RA, TFS, S12J….WTF?
Wynand Gouws CFP? Author To Hundred and Beyond
CERTIFIED FINANCIAL PLANNER?
Make SARS work for YOU
The only certainty in life is DEATH and TAXES. And once a year we have the opportunity to make tax a certainty, and to get our own back from the taxman (SARS)!
With the tax year-end fast approaching, I am sure you are getting bombarded with messages and offers on RA’s (retirement annuities), TFS’s (tax free savings) and S12J (tax incentivised venture capital investment) investment offerings. This can be daunting and confusing.
Taxation and tax wrappers can have a significant impact on investment returns, and therefore become an important consideration in the investment decision making process, deciding between a normal (discretionary) investment, a tax free saving and an investment in a retirement annuity.
To better understand the impact of taxation on investment returns, the below illustrates the returns clients can generate by investing in a moderate risk balanced portfolio (inflation + 5 %) through different investment vehicles. It is evident that a Tax Free investment is a lot more efficient than investing into a normal discretionary unit trust investment, with the tax free investment delivering an 10.6 % rate of return and the taxed investment only 8.7%.
Example : R 10 000 invested in a balanced fund over 10 years :
- Discreationary investment - R 22 945 (IRR 8.7%)
- Tax Free Savings - R 27 461 ( IRR 10.6%)
- Retirement annuity - R 27 461 ( IRR 16.4%)
- S 12 J - R 23 067 ( IRR 14.4 %)
* RA and S 12 J, IRR calculated on "Capital at risk" after taking into account SARS tax decustion or refund.
The discretionary investments lower return can be attributed to the taxation of: dividends, interest and capital gains. Dividends attract dividend withholding tax at 20%, income tax and capital gains will be dependent on the investor’s tax rates. For the purpose of the analysis below we have assumed a 40% tax rate and also assumed that the investor has already used their interest and CGT exemptions.
The example further illustrates that a retirement annuity remains the most compelling long term investment vehicle. This is as a result off the tax deductibility of contributions to retirement annuities, through this “subsidy” by the taxman i.e. for an investment of R 10 000 an investor with a 40% tax rate can get 40% of their investment or R 4 000 back from SARS, thus they will get investment exposure of R 10 000 for only R 6 000! The internal rate of return thus increases significantly; from 8.7% for a discretionary investment to 16.4% for a retirement annuity. The internal rate of return is calculated on the clients invested capital after deducting the tax refund from SARS.
It is important to note that the tax deductibility for retirement annuities and pension funds are limited to 27.5 % of taxable income or a maximum of R 350 000 per annum. A S12J investment provides a similar return profile (assuming a similar return), however the investors return will be less than a retirement annuity as a result of S12J investments attracting CGT on any growth i.e. above the first rand invested.
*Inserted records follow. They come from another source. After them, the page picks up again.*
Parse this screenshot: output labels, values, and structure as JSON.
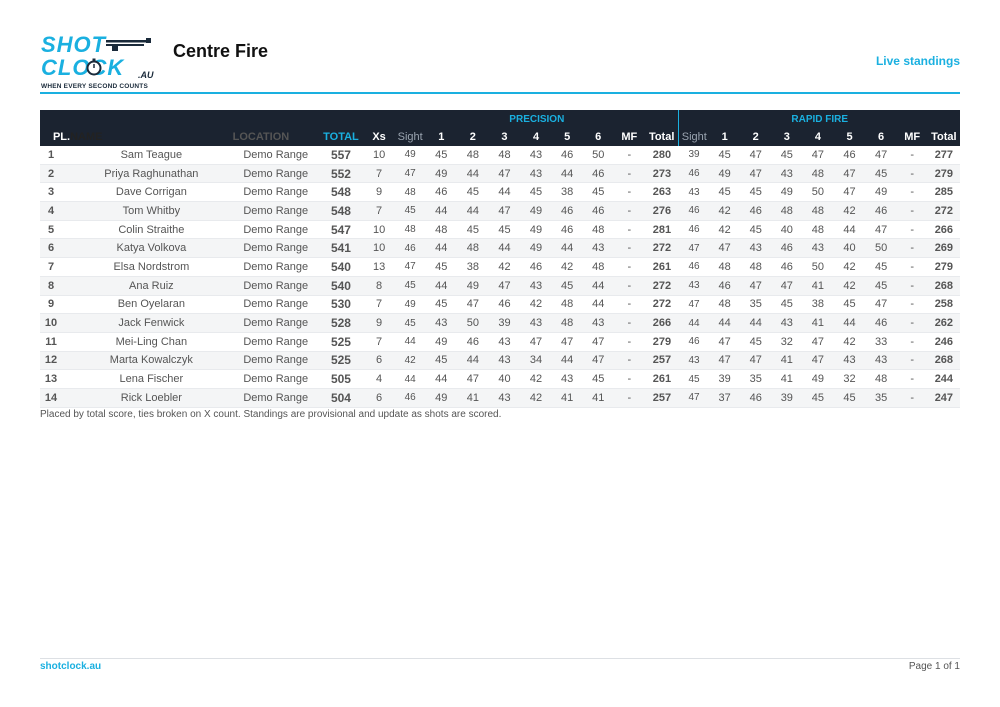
{
  "logo": {
    "line1": "SHOT",
    "line2": "CLOCK",
    "suffix": ".AU",
    "tagline": "WHEN EVERY SECOND COUNTS"
  },
  "header": {
    "title": "Centre Fire",
    "status": "Live standings"
  },
  "colors": {
    "accent": "#1ab0e0",
    "header_bg": "#1b2330"
  },
  "groups": {
    "precision": "PRECISION",
    "rapid": "RAPID FIRE"
  },
  "columns": {
    "pl": "PL.",
    "name": "NAME",
    "location": "LOCATION",
    "total": "TOTAL",
    "xs": "Xs",
    "sight": "Sight",
    "s1": "1",
    "s2": "2",
    "s3": "3",
    "s4": "4",
    "s5": "5",
    "s6": "6",
    "mf": "MF",
    "stage_total": "Total"
  },
  "rows": [
    {
      "pl": "1",
      "name": "Sam Teague",
      "location": "Demo Range",
      "total": "557",
      "xs": "10",
      "p": [
        "49",
        "45",
        "48",
        "48",
        "43",
        "46",
        "50",
        "-",
        "280"
      ],
      "r": [
        "39",
        "45",
        "47",
        "45",
        "47",
        "46",
        "47",
        "-",
        "277"
      ]
    },
    {
      "pl": "2",
      "name": "Priya Raghunathan",
      "location": "Demo Range",
      "total": "552",
      "xs": "7",
      "p": [
        "47",
        "49",
        "44",
        "47",
        "43",
        "44",
        "46",
        "-",
        "273"
      ],
      "r": [
        "46",
        "49",
        "47",
        "43",
        "48",
        "47",
        "45",
        "-",
        "279"
      ]
    },
    {
      "pl": "3",
      "name": "Dave Corrigan",
      "location": "Demo Range",
      "total": "548",
      "xs": "9",
      "p": [
        "48",
        "46",
        "45",
        "44",
        "45",
        "38",
        "45",
        "-",
        "263"
      ],
      "r": [
        "43",
        "45",
        "45",
        "49",
        "50",
        "47",
        "49",
        "-",
        "285"
      ]
    },
    {
      "pl": "4",
      "name": "Tom Whitby",
      "location": "Demo Range",
      "total": "548",
      "xs": "7",
      "p": [
        "45",
        "44",
        "44",
        "47",
        "49",
        "46",
        "46",
        "-",
        "276"
      ],
      "r": [
        "46",
        "42",
        "46",
        "48",
        "48",
        "42",
        "46",
        "-",
        "272"
      ]
    },
    {
      "pl": "5",
      "name": "Colin Straithe",
      "location": "Demo Range",
      "total": "547",
      "xs": "10",
      "p": [
        "48",
        "48",
        "45",
        "45",
        "49",
        "46",
        "48",
        "-",
        "281"
      ],
      "r": [
        "46",
        "42",
        "45",
        "40",
        "48",
        "44",
        "47",
        "-",
        "266"
      ]
    },
    {
      "pl": "6",
      "name": "Katya Volkova",
      "location": "Demo Range",
      "total": "541",
      "xs": "10",
      "p": [
        "46",
        "44",
        "48",
        "44",
        "49",
        "44",
        "43",
        "-",
        "272"
      ],
      "r": [
        "47",
        "47",
        "43",
        "46",
        "43",
        "40",
        "50",
        "-",
        "269"
      ]
    },
    {
      "pl": "7",
      "name": "Elsa Nordstrom",
      "location": "Demo Range",
      "total": "540",
      "xs": "13",
      "p": [
        "47",
        "45",
        "38",
        "42",
        "46",
        "42",
        "48",
        "-",
        "261"
      ],
      "r": [
        "46",
        "48",
        "48",
        "46",
        "50",
        "42",
        "45",
        "-",
        "279"
      ]
    },
    {
      "pl": "8",
      "name": "Ana Ruiz",
      "location": "Demo Range",
      "total": "540",
      "xs": "8",
      "p": [
        "45",
        "44",
        "49",
        "47",
        "43",
        "45",
        "44",
        "-",
        "272"
      ],
      "r": [
        "43",
        "46",
        "47",
        "47",
        "41",
        "42",
        "45",
        "-",
        "268"
      ]
    },
    {
      "pl": "9",
      "name": "Ben Oyelaran",
      "location": "Demo Range",
      "total": "530",
      "xs": "7",
      "p": [
        "49",
        "45",
        "47",
        "46",
        "42",
        "48",
        "44",
        "-",
        "272"
      ],
      "r": [
        "47",
        "48",
        "35",
        "45",
        "38",
        "45",
        "47",
        "-",
        "258"
      ]
    },
    {
      "pl": "10",
      "name": "Jack Fenwick",
      "location": "Demo Range",
      "total": "528",
      "xs": "9",
      "p": [
        "45",
        "43",
        "50",
        "39",
        "43",
        "48",
        "43",
        "-",
        "266"
      ],
      "r": [
        "44",
        "44",
        "44",
        "43",
        "41",
        "44",
        "46",
        "-",
        "262"
      ]
    },
    {
      "pl": "11",
      "name": "Mei-Ling Chan",
      "location": "Demo Range",
      "total": "525",
      "xs": "7",
      "p": [
        "44",
        "49",
        "46",
        "43",
        "47",
        "47",
        "47",
        "-",
        "279"
      ],
      "r": [
        "46",
        "47",
        "45",
        "32",
        "47",
        "42",
        "33",
        "-",
        "246"
      ]
    },
    {
      "pl": "12",
      "name": "Marta Kowalczyk",
      "location": "Demo Range",
      "total": "525",
      "xs": "6",
      "p": [
        "42",
        "45",
        "44",
        "43",
        "34",
        "44",
        "47",
        "-",
        "257"
      ],
      "r": [
        "43",
        "47",
        "47",
        "41",
        "47",
        "43",
        "43",
        "-",
        "268"
      ]
    },
    {
      "pl": "13",
      "name": "Lena Fischer",
      "location": "Demo Range",
      "total": "505",
      "xs": "4",
      "p": [
        "44",
        "44",
        "47",
        "40",
        "42",
        "43",
        "45",
        "-",
        "261"
      ],
      "r": [
        "45",
        "39",
        "35",
        "41",
        "49",
        "32",
        "48",
        "-",
        "244"
      ]
    },
    {
      "pl": "14",
      "name": "Rick Loebler",
      "location": "Demo Range",
      "total": "504",
      "xs": "6",
      "p": [
        "46",
        "49",
        "41",
        "43",
        "42",
        "41",
        "41",
        "-",
        "257"
      ],
      "r": [
        "47",
        "37",
        "46",
        "39",
        "45",
        "45",
        "35",
        "-",
        "247"
      ]
    }
  ],
  "note": "Placed by total score, ties broken on X count. Standings are provisional and update as shots are scored.",
  "footer": {
    "site": "shotclock.au",
    "page": "Page 1 of 1"
  }
}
From the analysis it is clearly evident that retirement annuities remains one of the most effective investment vehicles for long term investors, and in addition to the income tax deductibility of premiums, if structured correctly they also do not attract estate duty (20%) or executors fee’s (3.5%).
Investors often get lost in “chasing” returns and speculating or debating about last year’s winner and this year’s front runner. Even though there are very scientific processes to identify the most likely “winner” there is no certainty. Investors can however, significantly increase their returns by investing in the appropriate tax vehicles or wrappers. This does require careful planning, and the support of a qualified financial advisor.